OLIVIA.--Déclarez-moi vos intentions.

VIOLA.--Je suis un messager.

OLIVIA.--Sûrement, vous avez quelque chose de bien affreux à
m’apprendre, puisque le début de votre politesse est si craintif ;
expliquez l’objet de votre message.

VIOLA.--Il n’est destiné qu’à votre oreille ; je ne vous apporte ni
déclaration de guerre, ni imposition d’hommage ; je porte la branche
d’olivier dans ma main : mes paroles sont, comme le sujet, des paroles de
paix.

OLIVIA.--Et cependant vous avez commencé bien brusquement. Qu’êtes-vous ?
Que voulez-vous ?

VIOLA.--Si j’ai montré quelque grossièreté, c’est de mon rôle que je
l’ai empruntée. Ce que je suis et ce que je veux sont des choses aussi
secrètes que la virginité, sacrées pour vos oreilles, profanation pour
toute autre.

OLIVIA, à Marie.--Laissez-nous seuls. Nous désirons connaître ces
choses sacrées. (Marie sort.) Maintenant, monsieur, votre texte ?

VIOLA.--Très-chère dame….

OLIVIA.--Une doctrine vraiment consolante, et sur laquelle on peut dire
beaucoup de choses ! --Où est votre texte ?

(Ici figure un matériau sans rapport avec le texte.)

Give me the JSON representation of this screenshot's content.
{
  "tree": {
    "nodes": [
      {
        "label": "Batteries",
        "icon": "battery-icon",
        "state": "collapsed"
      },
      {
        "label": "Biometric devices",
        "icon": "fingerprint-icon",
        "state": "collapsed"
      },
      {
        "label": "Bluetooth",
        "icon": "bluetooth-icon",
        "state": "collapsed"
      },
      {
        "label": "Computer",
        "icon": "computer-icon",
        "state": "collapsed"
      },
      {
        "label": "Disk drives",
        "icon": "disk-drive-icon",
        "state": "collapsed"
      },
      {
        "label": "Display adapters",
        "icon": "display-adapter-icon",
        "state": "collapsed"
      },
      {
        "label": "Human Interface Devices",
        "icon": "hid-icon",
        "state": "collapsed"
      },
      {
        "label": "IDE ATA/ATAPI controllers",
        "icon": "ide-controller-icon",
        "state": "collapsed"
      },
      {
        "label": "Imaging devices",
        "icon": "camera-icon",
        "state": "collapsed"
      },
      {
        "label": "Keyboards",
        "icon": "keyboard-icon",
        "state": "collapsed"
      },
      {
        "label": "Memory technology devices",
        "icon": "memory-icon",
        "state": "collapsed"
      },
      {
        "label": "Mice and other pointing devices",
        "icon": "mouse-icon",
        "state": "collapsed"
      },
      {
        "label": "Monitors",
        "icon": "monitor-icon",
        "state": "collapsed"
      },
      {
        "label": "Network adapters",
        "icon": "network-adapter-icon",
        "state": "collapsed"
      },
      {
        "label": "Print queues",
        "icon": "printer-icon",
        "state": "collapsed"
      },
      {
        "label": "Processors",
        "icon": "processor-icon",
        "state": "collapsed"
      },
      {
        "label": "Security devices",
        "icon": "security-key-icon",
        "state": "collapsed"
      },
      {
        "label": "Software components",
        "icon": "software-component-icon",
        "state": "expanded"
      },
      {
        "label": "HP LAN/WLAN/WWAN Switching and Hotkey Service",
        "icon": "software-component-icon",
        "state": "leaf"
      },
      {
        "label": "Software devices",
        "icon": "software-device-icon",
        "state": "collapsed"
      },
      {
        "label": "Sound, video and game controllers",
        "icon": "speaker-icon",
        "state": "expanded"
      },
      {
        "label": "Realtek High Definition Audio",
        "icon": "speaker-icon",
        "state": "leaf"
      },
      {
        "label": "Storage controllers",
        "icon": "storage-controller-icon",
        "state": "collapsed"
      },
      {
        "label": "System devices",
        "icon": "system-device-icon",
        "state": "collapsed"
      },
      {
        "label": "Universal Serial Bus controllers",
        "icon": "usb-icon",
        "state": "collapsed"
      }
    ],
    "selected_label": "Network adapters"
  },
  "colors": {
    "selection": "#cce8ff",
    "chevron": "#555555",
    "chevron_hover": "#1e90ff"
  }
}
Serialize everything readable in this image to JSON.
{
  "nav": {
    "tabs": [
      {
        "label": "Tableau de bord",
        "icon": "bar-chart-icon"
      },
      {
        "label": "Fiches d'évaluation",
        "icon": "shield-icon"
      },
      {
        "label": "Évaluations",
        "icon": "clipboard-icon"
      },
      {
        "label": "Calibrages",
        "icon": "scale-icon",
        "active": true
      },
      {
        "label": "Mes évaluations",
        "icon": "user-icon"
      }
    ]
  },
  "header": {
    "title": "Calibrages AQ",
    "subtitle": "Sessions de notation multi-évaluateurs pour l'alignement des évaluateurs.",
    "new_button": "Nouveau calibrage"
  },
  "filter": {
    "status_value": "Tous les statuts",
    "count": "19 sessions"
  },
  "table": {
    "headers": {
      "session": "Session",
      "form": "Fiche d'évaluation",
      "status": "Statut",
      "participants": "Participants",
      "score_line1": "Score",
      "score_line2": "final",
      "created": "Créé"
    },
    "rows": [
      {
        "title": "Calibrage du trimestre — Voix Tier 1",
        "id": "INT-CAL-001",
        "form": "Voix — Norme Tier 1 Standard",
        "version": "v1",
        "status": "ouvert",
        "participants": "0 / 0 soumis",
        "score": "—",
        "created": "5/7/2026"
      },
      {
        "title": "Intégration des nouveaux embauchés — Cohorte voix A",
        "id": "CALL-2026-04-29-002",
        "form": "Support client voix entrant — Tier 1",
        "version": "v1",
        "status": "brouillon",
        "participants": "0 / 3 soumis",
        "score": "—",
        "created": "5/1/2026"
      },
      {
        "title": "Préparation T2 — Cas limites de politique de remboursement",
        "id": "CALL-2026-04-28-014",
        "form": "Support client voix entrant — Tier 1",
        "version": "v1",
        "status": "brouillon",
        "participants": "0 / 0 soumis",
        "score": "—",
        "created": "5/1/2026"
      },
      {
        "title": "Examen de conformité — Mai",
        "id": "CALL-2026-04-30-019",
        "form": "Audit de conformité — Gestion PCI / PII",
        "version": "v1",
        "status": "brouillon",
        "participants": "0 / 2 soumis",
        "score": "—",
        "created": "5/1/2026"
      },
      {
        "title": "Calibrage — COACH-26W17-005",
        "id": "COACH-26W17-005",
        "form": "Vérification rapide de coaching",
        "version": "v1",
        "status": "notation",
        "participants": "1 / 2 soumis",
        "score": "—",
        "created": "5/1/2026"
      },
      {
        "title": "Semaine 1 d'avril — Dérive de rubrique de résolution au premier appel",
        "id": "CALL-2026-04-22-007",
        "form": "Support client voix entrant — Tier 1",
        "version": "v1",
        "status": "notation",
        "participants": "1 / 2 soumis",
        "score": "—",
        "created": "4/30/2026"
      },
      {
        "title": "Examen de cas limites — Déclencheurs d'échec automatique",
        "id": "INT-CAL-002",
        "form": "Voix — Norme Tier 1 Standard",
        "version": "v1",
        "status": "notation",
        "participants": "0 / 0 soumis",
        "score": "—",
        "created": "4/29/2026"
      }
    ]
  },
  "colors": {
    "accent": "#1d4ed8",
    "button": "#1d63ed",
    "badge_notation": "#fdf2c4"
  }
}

VIOLA.--Dans le sein d’Orsino.

OLIVIA.--Dans son sein ? Dans quel chapitre de son sein ?

VIOLA.--Pour vous répondre avec méthode, dans le premier chapitre de son
cœur.

OLIVIA.--Oh ! je l’ai lu ; c’est de l’hérésie toute pure. N’avez-vous rien
de plus à dire ?

VIOLA.--Chère madame, laissez-moi voir votre visage.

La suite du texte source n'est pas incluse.